Tory Historian's interest in the history of food ought to be well known to readers of this blog though not much has been written about that recently. But a new book on the subject is always good news, especially when that books is by the great Massimo Montanari.
Medieval Tastes, first published in Italian and now in English by Columbia University Press is a fascinating account and analysis of what we know and what we can surmise about life and food in the Middle Ages, a long and ever changing period.
In his introductory chapter Professor Montanari tackles the ambivalent attitude so many of us take towards the Middle Ages (a vague and simplified term along with "long ago"), on the one hand hankering for some strange notion of purity and supposed healthfulness (an attitude that disregards the reality of life for most people, including the rich in those centuries) and on the other hand seeing those centuries as uniformly dark and oppressive (which disregards the many and varied achievements).
The two attitudes, which he calls the "tenebrous" and the "luminous" Middle Ages have grown out of different post-Mediaeval historic and literary developments.
The obscure Middle Ages and the luminous one live side by side today in the collective imagination, which has digested and assimilated both premises, blending them in an unforeseeable manner. But when it comes to food, the Middle Ages are decidedly and exclusively good, for they represent the nostalgic dream of a pure and uncontaminated past that guarantees authenticity and quality.Marketing of entertainment tends to follow certain fashions and one just has to accept that. Of greater interest is what transpires from that rather muddled attitude to "mediaeval food" and customs and that is a complete lack of desire to understand, merely to use the expression "mediaeval" as a symbol of various modern fears and longings.
Things change when the marketing of the Middle Ages introduces theme events, festivals, and rural and municipal feasts - all very common in many European countries - offering historical processions with ladies in costume, knights in noble combat, archery contests, games in the central square along with reconstructions of artisans's shops and markets and all kinds of amenities under the aegis of a Middle Ages filled with warmth and goodness, genuine humanity and profound sentiments. During those festivals, however, even the other Middle Ages are revealed (and later become preponderant), reflecting the obscure and malevolent, with their classic stereotypes of black magic, witches, torture, poisoning and exorcisms of fears and anxieties that are in us but that we prefer to relegate to a finished past.

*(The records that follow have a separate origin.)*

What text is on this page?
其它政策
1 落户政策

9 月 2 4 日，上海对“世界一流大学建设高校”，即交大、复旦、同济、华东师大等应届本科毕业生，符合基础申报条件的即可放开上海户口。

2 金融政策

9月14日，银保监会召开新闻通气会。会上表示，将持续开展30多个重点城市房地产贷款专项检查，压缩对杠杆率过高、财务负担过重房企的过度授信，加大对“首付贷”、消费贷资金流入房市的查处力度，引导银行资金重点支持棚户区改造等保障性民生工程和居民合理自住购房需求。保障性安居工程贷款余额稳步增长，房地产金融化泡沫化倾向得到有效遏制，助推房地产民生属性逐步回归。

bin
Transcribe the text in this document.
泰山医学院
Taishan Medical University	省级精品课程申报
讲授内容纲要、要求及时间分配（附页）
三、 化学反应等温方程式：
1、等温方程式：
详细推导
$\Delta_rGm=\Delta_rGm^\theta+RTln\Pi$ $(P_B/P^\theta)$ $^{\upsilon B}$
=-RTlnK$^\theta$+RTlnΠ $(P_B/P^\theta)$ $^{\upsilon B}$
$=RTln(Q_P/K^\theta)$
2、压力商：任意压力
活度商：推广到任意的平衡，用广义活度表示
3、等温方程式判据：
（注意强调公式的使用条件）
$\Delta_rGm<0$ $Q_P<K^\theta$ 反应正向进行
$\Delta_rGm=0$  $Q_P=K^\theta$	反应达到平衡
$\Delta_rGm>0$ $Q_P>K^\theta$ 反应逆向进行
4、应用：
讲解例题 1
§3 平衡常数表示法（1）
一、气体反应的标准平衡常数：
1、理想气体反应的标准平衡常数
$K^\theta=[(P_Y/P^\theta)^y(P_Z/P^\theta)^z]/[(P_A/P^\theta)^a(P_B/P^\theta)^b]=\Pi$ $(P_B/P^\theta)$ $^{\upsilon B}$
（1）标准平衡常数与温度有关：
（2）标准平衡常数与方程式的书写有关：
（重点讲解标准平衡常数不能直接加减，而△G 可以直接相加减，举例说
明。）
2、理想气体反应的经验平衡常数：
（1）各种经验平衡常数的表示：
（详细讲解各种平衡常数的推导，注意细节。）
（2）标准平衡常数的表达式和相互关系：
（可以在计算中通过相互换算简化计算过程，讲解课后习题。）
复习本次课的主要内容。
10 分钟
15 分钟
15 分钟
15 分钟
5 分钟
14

Even gastronomy enters into this world of festivals when the tenebrous Middle Ages cohabit with the luminous Middle Ages. this would seem to be the "good" side, with its habitual trousseau of platitudes about the healthfulness, tastiness, and purity of medieval food. But beware: here, we are no longer talking about simple products, or products that boasts "medieval origins". Here, we are talking about cuisine and recipes prepared in the medieval manner, or presumed such.
There will be more as TH progresses with the book.
No doubt you know of David Friedman’s interest in mediæval cuisine and his other culinary interests à la the Middle Ages, found on his website?